Yields on German 10-year bunds, Europe’s benchmark sovereign securities, fell to their lowest level in more than two months after Greek Prime Minister Alexis Tsipras stepped down to force an early election, clouding the political outlook. The yield premiums, or spreads, that investors get for holding the region’s higher-yielding debt instead of similar-maturity German bunds may increase, according to Danske Bank A/S.
“There has been a lot of risk-averse trading,” said Jens Peter Soerensen, chief analyst at Danske Bank in Copenhagen. “The Greek vote news and the decline in oil and emerging markets has seen spreads widen between peripherals versus core bonds. So where do you prefer to stay? You will stay in bunds.”
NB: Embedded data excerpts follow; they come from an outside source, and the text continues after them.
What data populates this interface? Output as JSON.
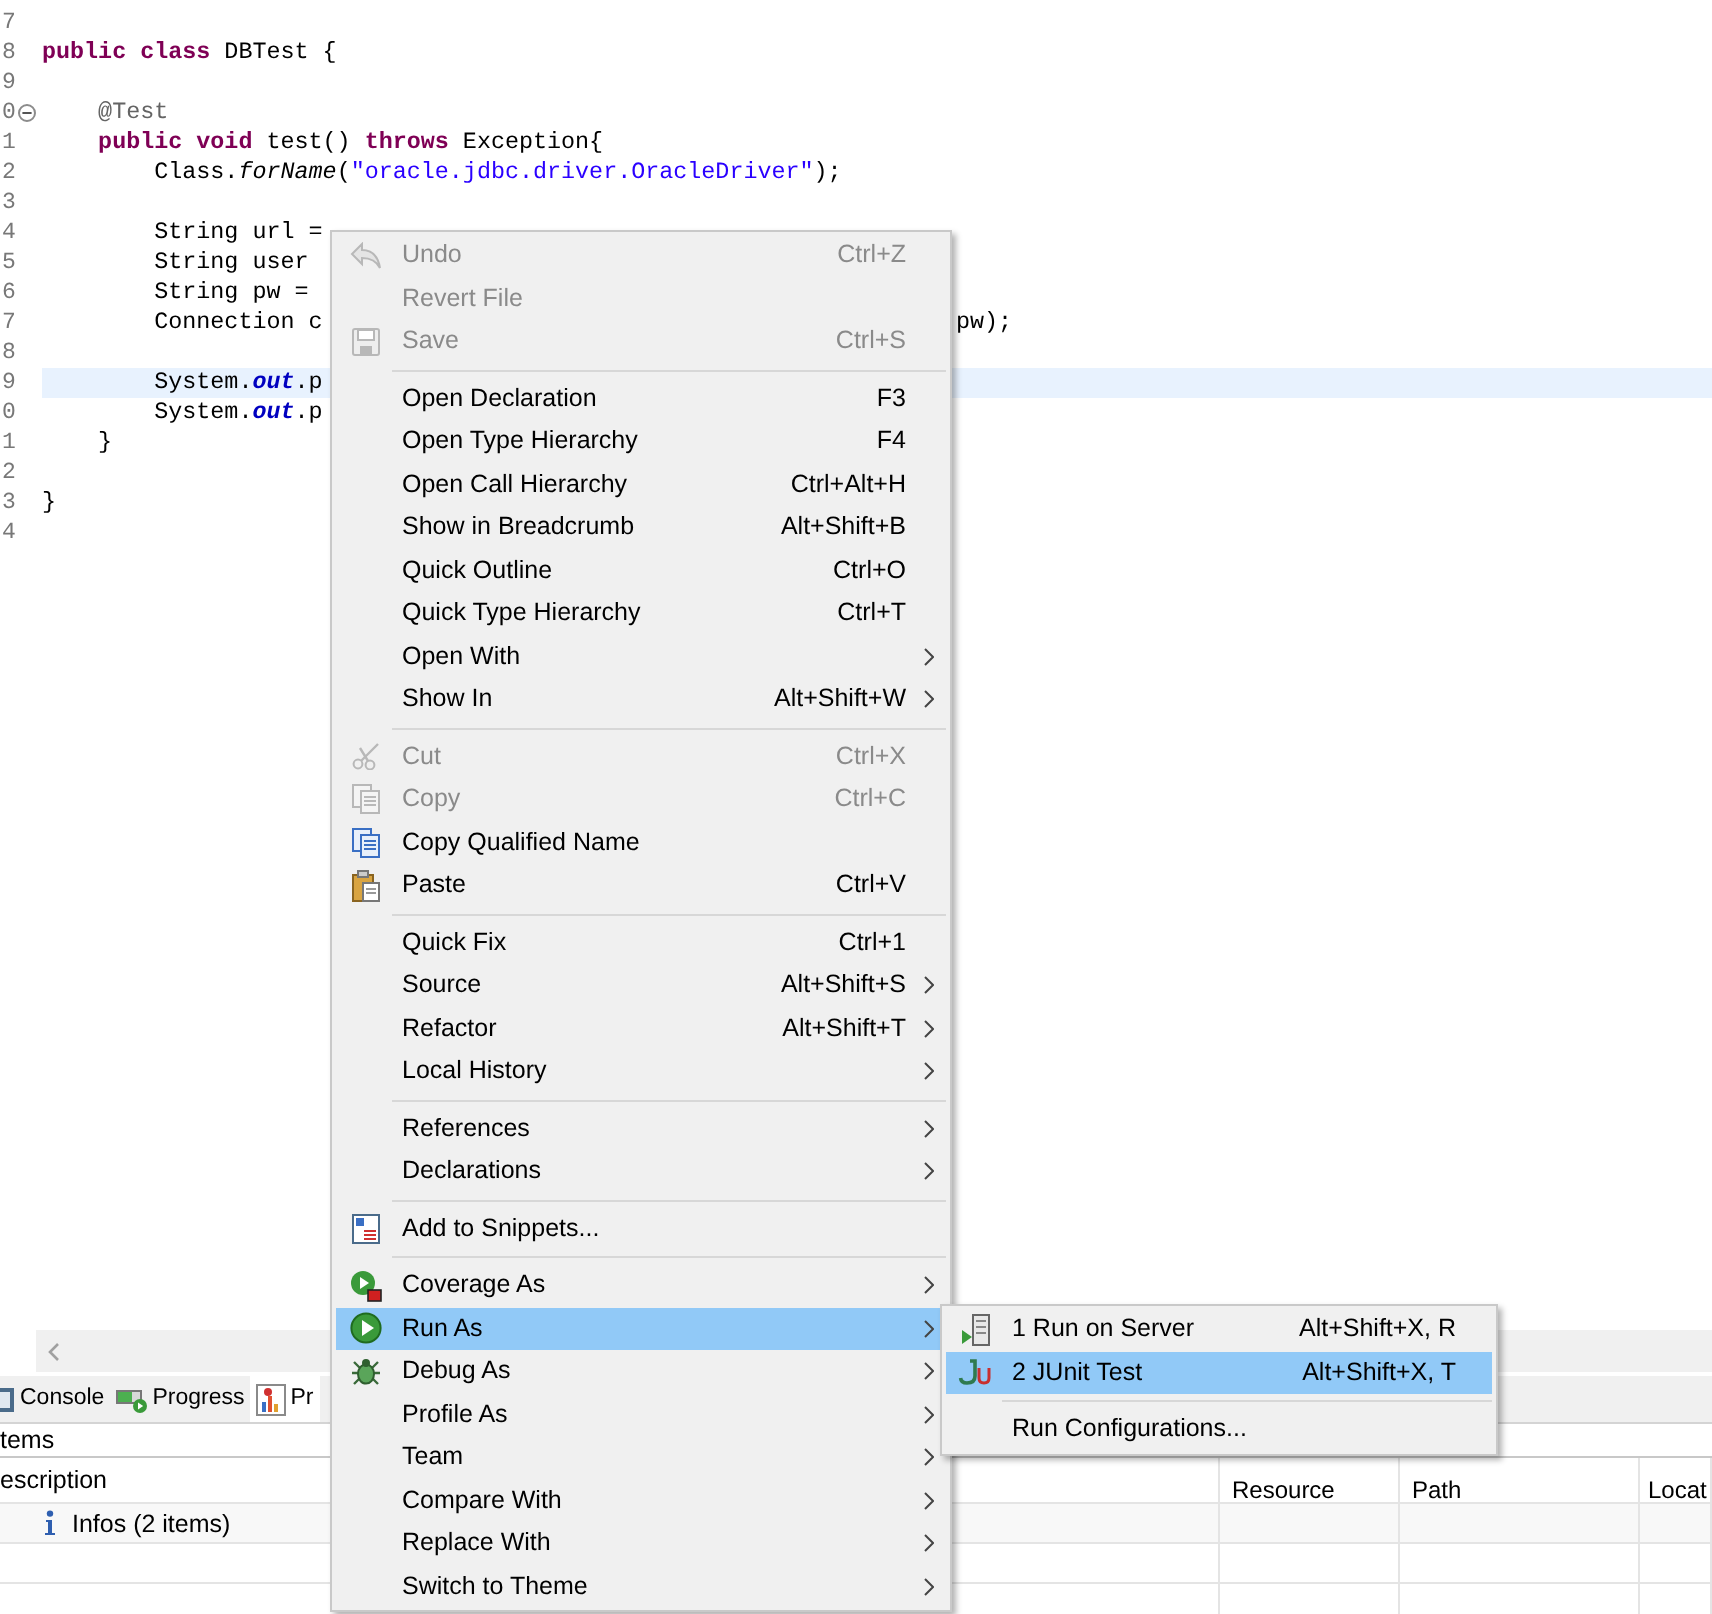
{
  "editor": {
    "lines": [
      {
        "number": "7",
        "current": false,
        "collapsible": false
      },
      {
        "number": "8",
        "current": false,
        "collapsible": false,
        "tokens": [
          {
            "text": "public class",
            "kind": "keyword"
          },
          {
            "text": " DBTest {",
            "kind": "plain"
          }
        ]
      },
      {
        "number": "9",
        "current": false,
        "collapsible": false
      },
      {
        "number": "0",
        "current": false,
        "collapsible": true,
        "tokens": [
          {
            "text": "    @Test",
            "kind": "annotation"
          }
        ]
      },
      {
        "number": "1",
        "current": false,
        "collapsible": false,
        "tokens": [
          {
            "text": "    public void",
            "kind": "keyword"
          },
          {
            "text": " test() ",
            "kind": "plain"
          },
          {
            "text": "throws",
            "kind": "keyword"
          },
          {
            "text": " Exception{",
            "kind": "plain"
          }
        ]
      },
      {
        "number": "2",
        "current": false,
        "collapsible": false,
        "tokens": [
          {
            "text": "        Class.",
            "kind": "plain"
          },
          {
            "text": "forName",
            "kind": "method"
          },
          {
            "text": "(",
            "kind": "plain"
          },
          {
            "text": "\"oracle.jdbc.driver.OracleDriver\"",
            "kind": "string"
          },
          {
            "text": ");",
            "kind": "plain"
          }
        ]
      },
      {
        "number": "3",
        "current": false,
        "collapsible": false
      },
      {
        "number": "4",
        "current": false,
        "collapsible": false,
        "tokens": [
          {
            "text": "        String url =",
            "kind": "plain"
          }
        ]
      },
      {
        "number": "5",
        "current": false,
        "collapsible": false,
        "tokens": [
          {
            "text": "        String user",
            "kind": "plain"
          }
        ]
      },
      {
        "number": "6",
        "current": false,
        "collapsible": false,
        "tokens": [
          {
            "text": "        String pw =",
            "kind": "plain"
          }
        ]
      },
      {
        "number": "7",
        "current": false,
        "collapsible": false,
        "tokens": [
          {
            "text": "        Connection c",
            "kind": "plain"
          }
        ],
        "tail": "pw);"
      },
      {
        "number": "8",
        "current": false,
        "collapsible": false
      },
      {
        "number": "9",
        "current": true,
        "collapsible": false,
        "tokens": [
          {
            "text": "        System.",
            "kind": "plain"
          },
          {
            "text": "out",
            "kind": "field"
          },
          {
            "text": ".p",
            "kind": "plain"
          }
        ]
      },
      {
        "number": "0",
        "current": false,
        "collapsible": false,
        "tokens": [
          {
            "text": "        System.",
            "kind": "plain"
          },
          {
            "text": "out",
            "kind": "field"
          },
          {
            "text": ".p",
            "kind": "plain"
          }
        ]
      },
      {
        "number": "1",
        "current": false,
        "collapsible": false,
        "tokens": [
          {
            "text": "    }",
            "kind": "plain"
          }
        ]
      },
      {
        "number": "2",
        "current": false,
        "collapsible": false
      },
      {
        "number": "3",
        "current": false,
        "collapsible": false,
        "tokens": [
          {
            "text": "}",
            "kind": "plain"
          }
        ]
      },
      {
        "number": "4",
        "current": false,
        "collapsible": false
      }
    ]
  },
  "bottom_panel": {
    "tabs": [
      {
        "label": "Console",
        "selected": false
      },
      {
        "label": "Progress",
        "selected": false
      },
      {
        "label": "Pr",
        "selected": true
      }
    ],
    "summary": "tems",
    "table": {
      "columns": [
        "escription",
        "Resource",
        "Path",
        "Locat"
      ],
      "rows": [
        {
          "description": "Infos (2 items)"
        }
      ]
    }
  },
  "context_menu": {
    "items": [
      {
        "kind": "item",
        "label": "Undo",
        "shortcut": "Ctrl+Z",
        "submenu": false,
        "disabled": true,
        "selected": false
      },
      {
        "kind": "item",
        "label": "Revert File",
        "submenu": false,
        "disabled": true,
        "selected": false
      },
      {
        "kind": "item",
        "label": "Save",
        "shortcut": "Ctrl+S",
        "submenu": false,
        "disabled": true,
        "selected": false
      },
      {
        "kind": "separator"
      },
      {
        "kind": "item",
        "label": "Open Declaration",
        "shortcut": "F3",
        "submenu": false,
        "disabled": false,
        "selected": false
      },
      {
        "kind": "item",
        "label": "Open Type Hierarchy",
        "shortcut": "F4",
        "submenu": false,
        "disabled": false,
        "selected": false
      },
      {
        "kind": "item",
        "label": "Open Call Hierarchy",
        "shortcut": "Ctrl+Alt+H",
        "submenu": false,
        "disabled": false,
        "selected": false
      },
      {
        "kind": "item",
        "label": "Show in Breadcrumb",
        "shortcut": "Alt+Shift+B",
        "submenu": false,
        "disabled": false,
        "selected": false
      },
      {
        "kind": "item",
        "label": "Quick Outline",
        "shortcut": "Ctrl+O",
        "submenu": false,
        "disabled": false,
        "selected": false
      },
      {
        "kind": "item",
        "label": "Quick Type Hierarchy",
        "shortcut": "Ctrl+T",
        "submenu": false,
        "disabled": false,
        "selected": false
      },
      {
        "kind": "item",
        "label": "Open With",
        "submenu": true,
        "disabled": false,
        "selected": false
      },
      {
        "kind": "item",
        "label": "Show In",
        "shortcut": "Alt+Shift+W",
        "submenu": true,
        "disabled": false,
        "selected": false
      },
      {
        "kind": "separator"
      },
      {
        "kind": "item",
        "label": "Cut",
        "shortcut": "Ctrl+X",
        "submenu": false,
        "disabled": true,
        "selected": false
      },
      {
        "kind": "item",
        "label": "Copy",
        "shortcut": "Ctrl+C",
        "submenu": false,
        "disabled": true,
        "selected": false
      },
      {
        "kind": "item",
        "label": "Copy Qualified Name",
        "submenu": false,
        "disabled": false,
        "selected": false
      },
      {
        "kind": "item",
        "label": "Paste",
        "shortcut": "Ctrl+V",
        "submenu": false,
        "disabled": false,
        "selected": false
      },
      {
        "kind": "separator"
      },
      {
        "kind": "item",
        "label": "Quick Fix",
        "shortcut": "Ctrl+1",
        "submenu": false,
        "disabled": false,
        "selected": false
      },
      {
        "kind": "item",
        "label": "Source",
        "shortcut": "Alt+Shift+S",
        "submenu": true,
        "disabled": false,
        "selected": false
      },
      {
        "kind": "item",
        "label": "Refactor",
        "shortcut": "Alt+Shift+T",
        "submenu": true,
        "disabled": false,
        "selected": false
      },
      {
        "kind": "item",
        "label": "Local History",
        "submenu": true,
        "disabled": false,
        "selected": false
      },
      {
        "kind": "separator"
      },
      {
        "kind": "item",
        "label": "References",
        "submenu": true,
        "disabled": false,
        "selected": false
      },
      {
        "kind": "item",
        "label": "Declarations",
        "submenu": true,
        "disabled": false,
        "selected": false
      },
      {
        "kind": "separator"
      },
      {
        "kind": "item",
        "label": "Add to Snippets...",
        "submenu": false,
        "disabled": false,
        "selected": false
      },
      {
        "kind": "separator"
      },
      {
        "kind": "item",
        "label": "Coverage As",
        "submenu": true,
        "disabled": false,
        "selected": false
      },
      {
        "kind": "item",
        "label": "Run As",
        "submenu": true,
        "disabled": false,
        "selected": true
      },
      {
        "kind": "item",
        "label": "Debug As",
        "submenu": true,
        "disabled": false,
        "selected": false
      },
      {
        "kind": "item",
        "label": "Profile As",
        "submenu": true,
        "disabled": false,
        "selected": false
      },
      {
        "kind": "item",
        "label": "Team",
        "submenu": true,
        "disabled": false,
        "selected": false
      },
      {
        "kind": "item",
        "label": "Compare With",
        "submenu": true,
        "disabled": false,
        "selected": false
      },
      {
        "kind": "item",
        "label": "Replace With",
        "submenu": true,
        "disabled": false,
        "selected": false
      },
      {
        "kind": "item",
        "label": "Switch to Theme",
        "submenu": true,
        "disabled": false,
        "selected": false
      }
    ]
  },
  "submenu": {
    "items": [
      {
        "kind": "item",
        "label": "1 Run on Server",
        "shortcut": "Alt+Shift+X, R",
        "selected": false
      },
      {
        "kind": "item",
        "label": "2 JUnit Test",
        "shortcut": "Alt+Shift+X, T",
        "selected": true
      },
      {
        "kind": "separator"
      },
      {
        "kind": "item",
        "label": "Run Configurations...",
        "selected": false
      }
    ]
  }
}
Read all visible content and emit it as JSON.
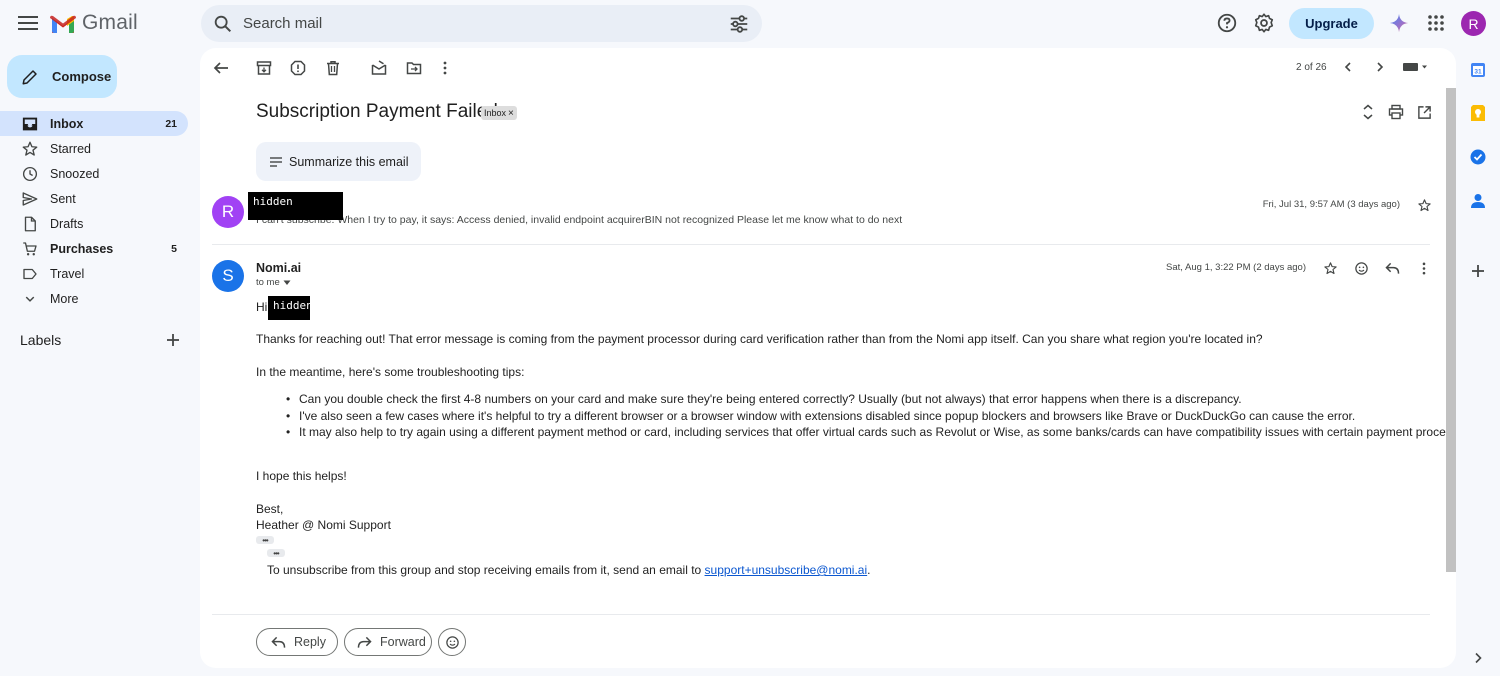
{
  "app": {
    "logo_text": "Gmail"
  },
  "search": {
    "placeholder": "Search mail"
  },
  "header": {
    "upgrade_label": "Upgrade",
    "account_initial": "R"
  },
  "sidebar": {
    "compose_label": "Compose",
    "items": [
      {
        "label": "Inbox",
        "count": "21"
      },
      {
        "label": "Starred",
        "count": ""
      },
      {
        "label": "Snoozed",
        "count": ""
      },
      {
        "label": "Sent",
        "count": ""
      },
      {
        "label": "Drafts",
        "count": ""
      },
      {
        "label": "Purchases",
        "count": "5"
      },
      {
        "label": "Travel",
        "count": ""
      },
      {
        "label": "More",
        "count": ""
      }
    ],
    "labels_heading": "Labels"
  },
  "toolbar": {
    "pager_text": "2 of 26"
  },
  "thread": {
    "subject": "Subscription Payment Failed",
    "tag_label": "Inbox",
    "summarize_label": "Summarize this email",
    "messages": [
      {
        "avatar_initial": "R",
        "avatar_color": "#a142f4",
        "sender_redacted": "hidden",
        "snippet": "I can't subscribe. When I try to pay, it says: Access denied, invalid endpoint acquirerBIN not recognized Please let me know what to do next",
        "date": "Fri, Jul 31, 9:57 AM (3 days ago)"
      },
      {
        "avatar_initial": "S",
        "avatar_color": "#1a73e8",
        "sender": "Nomi.ai",
        "to_label": "to me",
        "date": "Sat, Aug 1, 3:22 PM (2 days ago)",
        "greeting": "Hi",
        "greeting_redacted": "hidden",
        "para1": "Thanks for reaching out! That error message is coming from the payment processor during card verification rather than from the Nomi app itself. Can you share what region you're located in?",
        "para2": "In the meantime, here's some troubleshooting tips:",
        "bullets": [
          "Can you double check the first 4-8 numbers on your card and make sure they're being entered correctly? Usually (but not always) that error happens when there is a discrepancy.",
          "I've also seen a few cases where it's helpful to try a different browser or a browser window with extensions disabled since popup blockers and browsers like Brave or DuckDuckGo can cause the error.",
          "It may also help to try again using a different payment method or card, including services that offer virtual cards such as Revolut or Wise, as some banks/cards can have compatibility issues with certain payment processors."
        ],
        "closing": "I hope this helps!",
        "signoff": "Best,",
        "signature": "Heather @ Nomi Support",
        "unsubscribe_text": "To unsubscribe from this group and stop receiving emails from it, send an email to ",
        "unsubscribe_email": "support+unsubscribe@nomi.ai",
        "unsubscribe_end": "."
      }
    ],
    "reply_label": "Reply",
    "forward_label": "Forward"
  }
}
Germany’s 10-year bund yields dropped 10 basis points, or 0.1 percentage point, this week to 0.56 percent at the 5 p.m. close in London on Friday, the lowest since June 2. The 1 percent security due August 2025 climbed 0.945, or 9.45 euros per 1,000-euro ($1,136) face amount, to 104.22.
Soerensen said German bund yields “can easily go lower” and, if they breach 0.5 percent, could drop to 0.25 percent in the next one to two months.